Permanent lunar by 2030, man on the moon 2018 or 2028?

Speaker 4:

Sorry. '28.

Speaker 2:

2028. Okay. So And

Speaker 4:

then prepare for journey to Mars. Mars is is less kind of concrete. Mars plans.

Speaker 2:

I feel like his his he should add, you know, get Trump to space. He's never been. Take him on a little field trip. Get him pumped up. Put him on a rocket.

Speaker 2:

Get him up there. Get him back. That'll be fun. We need

Speaker 1:

I feel like Trump would wanna be the first president to go to space.

Speaker 2:

That is that does feel like something he would wanna do.

Speaker 1:

Yeah. Or I also feel like he'd wanna rename the moon Trump moon.

Speaker 2:

Trump moon. Trump?

Speaker 1:

Or just Trump, drop the moon. Yeah. Oh, that's planet Trump.

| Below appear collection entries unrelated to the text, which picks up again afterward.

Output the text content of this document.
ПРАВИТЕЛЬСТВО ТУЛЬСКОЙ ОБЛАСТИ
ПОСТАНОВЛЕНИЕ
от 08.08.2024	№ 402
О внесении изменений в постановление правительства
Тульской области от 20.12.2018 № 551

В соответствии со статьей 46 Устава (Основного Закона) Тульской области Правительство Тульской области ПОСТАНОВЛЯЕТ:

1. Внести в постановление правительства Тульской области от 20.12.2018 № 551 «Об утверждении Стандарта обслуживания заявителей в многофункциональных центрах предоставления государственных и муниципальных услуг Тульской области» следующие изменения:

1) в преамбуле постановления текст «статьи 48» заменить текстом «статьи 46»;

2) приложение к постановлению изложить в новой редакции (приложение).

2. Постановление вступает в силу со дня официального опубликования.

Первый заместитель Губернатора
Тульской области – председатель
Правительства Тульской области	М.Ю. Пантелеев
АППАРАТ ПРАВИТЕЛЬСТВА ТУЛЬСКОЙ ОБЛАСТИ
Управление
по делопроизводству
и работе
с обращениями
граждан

Planet Trump is wild. I mean, there's a lot there's Yeah.

Speaker 1:

You maybe could have a Melania planet too.

Speaker 2:

Mars. Call it Mars. Yeah. Speaking of rebranding things, renaming things, Cree said said comms instead of storytelling, and the CMO took me out back and shot me with a branded gun. Know it's all storytelling from here on out.

Speaker 1:

Chipotle just introduced high protein cups.

Speaker 2:

What?

Speaker 1:

Priced at $3.82. Low cost chicken cup.

Speaker 2:

Wait. This is actually this is pretty sick.

Speaker 1:

I I like you just getting a bunch of

Speaker 2:

I'm so I

Speaker 1:

can see you getting a stack of chicken.

Speaker 2:

You know that when I go to I I I often go to Panda Express and I effectively get this. I get the a la carte chicken to go and that's just the only thing that I just have a 100 grams

Speaker 1:

of chicken. Ben can attest. It's how I know what how I know why you're so jacked is because you're getting that Panda Express chicken. It probably has so much steroids in the chicken. Probably.

Speaker 2:

It transfers right through. Right through.

Speaker 1:

Anyways, that's our show for today, folks. We will be back tomorrow for the final show of the year. It will be surreal.

Speaker 2:

We will see you then.

Speaker 1:

And thanks for hanging out with us today and our guests and we hope you have a lovely afternoon. Cheers.